Brian Yorkey and Tom Kitt’s “Next to Normal” opened on Broadway in 2009 and won three Tony Awards, but when it won the Pulitzer Prize for Drama in 2010, it joined the ranks of only a handful of musicals to earn that distinction.
The musical has been praised for its unflinching portrayal of the Goodmans, a family that struggles to stay afloat while dealing with mother Diana’s bipolar disorder, as well as its powerful and thought-provoking approach to depicting mental illness.
“Pretty much everyone is affected by mental illness, whether directly or indirectly, and I think it’s important to put a human face to what these illnesses are and do,” says artistic director John Leffert, who also directs this production. “We don’t have to pigeonhole them into what our society calls normal.”
“It’s not a play about the illness—I want to be clear about that. It’s a play about the family and how the relationships are affected by everything that’s going in on their lives,” Leffert adds.
“Next to Normal” opens Thursday at the Jewish Community Center’s Linker Auditorium and runs through September 16.
After each performance, CenterStage will accept donations for six local agencies that work with people affected by mental illness, including Brooklawn Child and Family Services and Seven Counties. Next Tuesday’s performance will be a special fundraiser to benefit Bridgehaven, where the artistic staff conducted research while preparing for the show.

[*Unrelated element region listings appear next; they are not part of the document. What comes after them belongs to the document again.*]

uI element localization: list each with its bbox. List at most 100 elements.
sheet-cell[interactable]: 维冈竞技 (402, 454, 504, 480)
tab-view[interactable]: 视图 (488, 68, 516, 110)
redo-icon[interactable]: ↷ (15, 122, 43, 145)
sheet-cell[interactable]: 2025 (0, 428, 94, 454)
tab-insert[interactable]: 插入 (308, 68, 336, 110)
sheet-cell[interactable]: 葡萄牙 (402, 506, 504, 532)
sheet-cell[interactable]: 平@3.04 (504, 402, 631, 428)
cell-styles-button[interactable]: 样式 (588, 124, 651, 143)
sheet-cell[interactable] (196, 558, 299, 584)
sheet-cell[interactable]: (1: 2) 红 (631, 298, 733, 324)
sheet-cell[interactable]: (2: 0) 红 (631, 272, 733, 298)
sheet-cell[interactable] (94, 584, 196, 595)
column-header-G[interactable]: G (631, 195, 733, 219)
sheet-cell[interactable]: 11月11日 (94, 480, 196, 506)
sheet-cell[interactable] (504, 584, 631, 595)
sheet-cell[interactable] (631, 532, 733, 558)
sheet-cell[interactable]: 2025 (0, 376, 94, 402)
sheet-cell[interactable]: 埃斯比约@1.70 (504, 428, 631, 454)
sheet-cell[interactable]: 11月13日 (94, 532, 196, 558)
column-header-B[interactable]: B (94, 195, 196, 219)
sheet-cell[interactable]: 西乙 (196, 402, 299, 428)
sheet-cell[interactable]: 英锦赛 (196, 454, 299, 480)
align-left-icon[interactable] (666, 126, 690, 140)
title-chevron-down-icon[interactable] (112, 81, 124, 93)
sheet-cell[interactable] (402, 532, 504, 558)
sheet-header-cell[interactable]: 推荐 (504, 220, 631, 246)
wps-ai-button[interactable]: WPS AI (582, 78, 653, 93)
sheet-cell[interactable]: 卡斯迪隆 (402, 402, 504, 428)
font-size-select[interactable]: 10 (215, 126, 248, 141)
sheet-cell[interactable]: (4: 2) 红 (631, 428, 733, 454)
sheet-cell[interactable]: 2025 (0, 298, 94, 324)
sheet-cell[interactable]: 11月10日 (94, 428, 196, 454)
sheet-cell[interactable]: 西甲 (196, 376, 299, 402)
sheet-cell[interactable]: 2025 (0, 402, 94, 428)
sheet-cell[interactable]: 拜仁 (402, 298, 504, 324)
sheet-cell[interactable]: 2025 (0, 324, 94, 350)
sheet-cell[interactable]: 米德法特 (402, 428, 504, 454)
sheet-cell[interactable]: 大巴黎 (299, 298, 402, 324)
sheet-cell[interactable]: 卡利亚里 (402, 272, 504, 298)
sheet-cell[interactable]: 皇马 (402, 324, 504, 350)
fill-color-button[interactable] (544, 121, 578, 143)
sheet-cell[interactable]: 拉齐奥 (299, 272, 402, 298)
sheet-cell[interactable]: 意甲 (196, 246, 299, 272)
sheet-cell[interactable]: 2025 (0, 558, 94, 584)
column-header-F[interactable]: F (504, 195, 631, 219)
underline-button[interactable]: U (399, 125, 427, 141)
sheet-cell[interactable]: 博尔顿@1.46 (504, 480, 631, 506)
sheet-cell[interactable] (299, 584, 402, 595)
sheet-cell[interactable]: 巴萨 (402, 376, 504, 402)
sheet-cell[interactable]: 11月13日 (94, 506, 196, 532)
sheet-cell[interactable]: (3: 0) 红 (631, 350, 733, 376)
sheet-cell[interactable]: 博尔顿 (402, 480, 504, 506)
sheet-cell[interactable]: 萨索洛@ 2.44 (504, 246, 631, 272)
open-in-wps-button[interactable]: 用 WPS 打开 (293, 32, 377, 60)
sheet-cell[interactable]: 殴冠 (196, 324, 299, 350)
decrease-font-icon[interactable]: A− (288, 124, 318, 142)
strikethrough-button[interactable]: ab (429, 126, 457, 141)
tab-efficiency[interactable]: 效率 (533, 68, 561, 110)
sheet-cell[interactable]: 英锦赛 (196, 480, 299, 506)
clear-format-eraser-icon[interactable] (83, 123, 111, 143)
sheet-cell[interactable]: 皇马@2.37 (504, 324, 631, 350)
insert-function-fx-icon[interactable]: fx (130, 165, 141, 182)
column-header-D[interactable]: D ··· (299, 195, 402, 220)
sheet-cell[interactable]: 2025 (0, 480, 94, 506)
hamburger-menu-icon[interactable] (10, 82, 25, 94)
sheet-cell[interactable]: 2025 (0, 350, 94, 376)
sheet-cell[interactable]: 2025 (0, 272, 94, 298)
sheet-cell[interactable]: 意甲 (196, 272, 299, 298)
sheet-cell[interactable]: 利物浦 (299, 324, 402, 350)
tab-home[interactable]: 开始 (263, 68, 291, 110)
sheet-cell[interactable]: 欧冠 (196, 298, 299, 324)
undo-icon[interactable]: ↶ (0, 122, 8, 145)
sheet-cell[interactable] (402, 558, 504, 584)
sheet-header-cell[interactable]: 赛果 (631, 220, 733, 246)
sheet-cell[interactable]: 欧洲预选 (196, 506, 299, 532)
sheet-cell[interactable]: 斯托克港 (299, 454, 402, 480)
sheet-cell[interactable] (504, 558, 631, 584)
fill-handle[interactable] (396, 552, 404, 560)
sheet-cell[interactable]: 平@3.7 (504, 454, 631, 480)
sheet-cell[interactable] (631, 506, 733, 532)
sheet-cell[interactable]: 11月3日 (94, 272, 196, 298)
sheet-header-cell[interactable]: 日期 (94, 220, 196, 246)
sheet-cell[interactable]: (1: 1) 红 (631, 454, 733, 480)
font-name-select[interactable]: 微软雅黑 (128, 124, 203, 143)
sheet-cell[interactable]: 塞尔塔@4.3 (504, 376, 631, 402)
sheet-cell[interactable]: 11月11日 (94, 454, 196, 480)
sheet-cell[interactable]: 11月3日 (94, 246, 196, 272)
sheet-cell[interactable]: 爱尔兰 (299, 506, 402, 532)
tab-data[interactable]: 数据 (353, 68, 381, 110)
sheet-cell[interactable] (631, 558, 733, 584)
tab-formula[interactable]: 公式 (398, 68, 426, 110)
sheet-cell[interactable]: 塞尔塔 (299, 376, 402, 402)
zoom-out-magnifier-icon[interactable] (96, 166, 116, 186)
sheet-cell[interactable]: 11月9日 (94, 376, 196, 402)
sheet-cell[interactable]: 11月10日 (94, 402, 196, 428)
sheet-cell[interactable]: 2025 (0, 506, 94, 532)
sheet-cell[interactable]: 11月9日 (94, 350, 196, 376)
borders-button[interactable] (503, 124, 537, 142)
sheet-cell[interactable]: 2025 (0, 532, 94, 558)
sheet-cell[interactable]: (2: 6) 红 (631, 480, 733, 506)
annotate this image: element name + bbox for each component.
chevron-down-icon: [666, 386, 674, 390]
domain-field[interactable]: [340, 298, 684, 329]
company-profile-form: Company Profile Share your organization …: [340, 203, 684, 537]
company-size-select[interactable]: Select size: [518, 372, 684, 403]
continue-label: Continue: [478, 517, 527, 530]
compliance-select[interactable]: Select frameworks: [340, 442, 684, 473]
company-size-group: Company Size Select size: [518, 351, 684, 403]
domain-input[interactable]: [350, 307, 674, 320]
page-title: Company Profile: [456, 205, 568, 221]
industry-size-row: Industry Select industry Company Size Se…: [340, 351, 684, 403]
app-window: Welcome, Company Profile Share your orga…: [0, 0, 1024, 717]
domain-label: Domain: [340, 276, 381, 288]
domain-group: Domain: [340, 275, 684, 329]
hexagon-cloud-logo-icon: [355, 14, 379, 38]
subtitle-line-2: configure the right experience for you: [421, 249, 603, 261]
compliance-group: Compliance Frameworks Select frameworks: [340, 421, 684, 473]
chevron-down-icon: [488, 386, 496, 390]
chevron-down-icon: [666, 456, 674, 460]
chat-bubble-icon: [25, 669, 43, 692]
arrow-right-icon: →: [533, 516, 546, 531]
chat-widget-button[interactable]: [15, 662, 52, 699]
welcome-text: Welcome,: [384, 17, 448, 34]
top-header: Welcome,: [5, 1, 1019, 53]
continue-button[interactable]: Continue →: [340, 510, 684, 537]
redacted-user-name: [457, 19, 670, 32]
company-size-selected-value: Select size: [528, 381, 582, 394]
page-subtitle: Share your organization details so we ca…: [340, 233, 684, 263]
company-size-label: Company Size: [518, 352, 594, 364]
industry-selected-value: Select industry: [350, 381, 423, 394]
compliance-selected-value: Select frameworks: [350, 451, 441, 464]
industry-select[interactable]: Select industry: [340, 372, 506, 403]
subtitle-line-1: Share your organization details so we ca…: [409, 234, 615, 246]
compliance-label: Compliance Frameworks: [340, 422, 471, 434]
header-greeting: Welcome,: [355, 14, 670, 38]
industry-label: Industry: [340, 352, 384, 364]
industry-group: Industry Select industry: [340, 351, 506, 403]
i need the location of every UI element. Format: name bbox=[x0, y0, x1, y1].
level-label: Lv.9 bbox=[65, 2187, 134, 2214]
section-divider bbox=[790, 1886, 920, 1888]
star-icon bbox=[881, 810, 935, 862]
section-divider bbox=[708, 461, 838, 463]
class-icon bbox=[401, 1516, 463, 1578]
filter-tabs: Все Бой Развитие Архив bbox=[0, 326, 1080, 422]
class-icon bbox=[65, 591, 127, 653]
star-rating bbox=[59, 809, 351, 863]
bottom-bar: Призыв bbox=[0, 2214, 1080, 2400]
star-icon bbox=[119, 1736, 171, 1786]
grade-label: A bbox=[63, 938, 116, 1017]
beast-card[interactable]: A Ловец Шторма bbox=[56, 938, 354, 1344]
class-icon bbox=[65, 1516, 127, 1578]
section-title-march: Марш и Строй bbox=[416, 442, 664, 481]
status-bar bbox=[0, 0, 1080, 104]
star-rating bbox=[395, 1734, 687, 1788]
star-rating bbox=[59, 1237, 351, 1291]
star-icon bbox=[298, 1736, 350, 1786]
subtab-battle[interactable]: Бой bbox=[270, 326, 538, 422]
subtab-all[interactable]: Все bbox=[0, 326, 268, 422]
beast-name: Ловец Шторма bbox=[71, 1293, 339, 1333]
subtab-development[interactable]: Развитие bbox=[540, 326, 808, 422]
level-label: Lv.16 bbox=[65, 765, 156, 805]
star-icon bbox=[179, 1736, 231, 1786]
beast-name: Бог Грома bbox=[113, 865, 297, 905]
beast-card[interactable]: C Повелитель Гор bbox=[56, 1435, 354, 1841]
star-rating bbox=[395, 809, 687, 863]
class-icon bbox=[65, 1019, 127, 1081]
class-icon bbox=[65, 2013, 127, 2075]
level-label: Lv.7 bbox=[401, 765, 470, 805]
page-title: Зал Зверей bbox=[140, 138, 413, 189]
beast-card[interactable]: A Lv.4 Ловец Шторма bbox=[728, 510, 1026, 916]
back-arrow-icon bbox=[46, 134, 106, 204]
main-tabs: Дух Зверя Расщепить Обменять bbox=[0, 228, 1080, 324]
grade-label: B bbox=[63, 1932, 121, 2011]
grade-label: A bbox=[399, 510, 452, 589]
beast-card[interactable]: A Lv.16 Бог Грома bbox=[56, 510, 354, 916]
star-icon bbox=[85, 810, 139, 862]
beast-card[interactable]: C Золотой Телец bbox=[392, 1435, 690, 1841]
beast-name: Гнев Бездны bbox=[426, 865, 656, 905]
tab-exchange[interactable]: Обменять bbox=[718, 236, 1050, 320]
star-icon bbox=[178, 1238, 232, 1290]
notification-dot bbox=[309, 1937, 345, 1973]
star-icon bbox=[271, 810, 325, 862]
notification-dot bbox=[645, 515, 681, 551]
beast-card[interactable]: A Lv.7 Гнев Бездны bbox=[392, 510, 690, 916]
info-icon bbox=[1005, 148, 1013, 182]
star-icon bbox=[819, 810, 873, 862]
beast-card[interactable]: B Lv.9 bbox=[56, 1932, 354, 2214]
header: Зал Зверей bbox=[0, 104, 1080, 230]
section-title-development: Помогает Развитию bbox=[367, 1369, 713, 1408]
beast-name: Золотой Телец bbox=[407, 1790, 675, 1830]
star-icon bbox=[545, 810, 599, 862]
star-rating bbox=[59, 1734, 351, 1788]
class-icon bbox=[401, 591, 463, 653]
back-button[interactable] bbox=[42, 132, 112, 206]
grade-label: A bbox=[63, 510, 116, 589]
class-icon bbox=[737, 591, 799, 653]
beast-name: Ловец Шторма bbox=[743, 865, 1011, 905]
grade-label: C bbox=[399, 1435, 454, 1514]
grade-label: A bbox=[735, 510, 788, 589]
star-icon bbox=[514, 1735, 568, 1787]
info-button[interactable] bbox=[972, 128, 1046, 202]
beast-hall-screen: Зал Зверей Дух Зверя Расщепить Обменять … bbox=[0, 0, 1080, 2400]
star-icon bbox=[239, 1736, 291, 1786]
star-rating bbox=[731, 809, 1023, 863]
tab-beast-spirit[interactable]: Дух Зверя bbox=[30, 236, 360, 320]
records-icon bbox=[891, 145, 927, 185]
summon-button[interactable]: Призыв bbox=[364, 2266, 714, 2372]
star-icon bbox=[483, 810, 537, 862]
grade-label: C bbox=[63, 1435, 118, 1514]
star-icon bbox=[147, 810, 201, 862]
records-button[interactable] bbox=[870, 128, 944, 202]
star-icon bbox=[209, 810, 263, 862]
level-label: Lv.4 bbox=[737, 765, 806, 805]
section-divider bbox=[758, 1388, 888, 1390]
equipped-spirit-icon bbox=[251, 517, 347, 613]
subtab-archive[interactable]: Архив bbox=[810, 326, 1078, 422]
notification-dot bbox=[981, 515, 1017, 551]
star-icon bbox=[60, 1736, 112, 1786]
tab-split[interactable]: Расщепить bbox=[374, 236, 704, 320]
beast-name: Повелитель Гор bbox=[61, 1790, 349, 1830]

“Next to Normal” is the second musical in CenterStage’s season, which opened with “Rent” in July. CenterStage will open “Ragtime” in October and “Company” in January, rounding out their season with “Joseph and the Amazing Technicolor Deramcoat” in February and the subversive puppet musical “Avenue Q” in April.
Leffert says that although CenterStage is not strictly a musical theater company, in tighter economic times his audience calls for more musicals.
“We’ve chosen some shows that might be a bit more cutting-edge, might challenge our audience a little bit,” says Leffert. “We’re finding that our audience wants to see that edgy theater. Sometimes, though our older audience might want to see those classic musicals, but our younger audience doesn’t, really. We try to find a perfect mix.”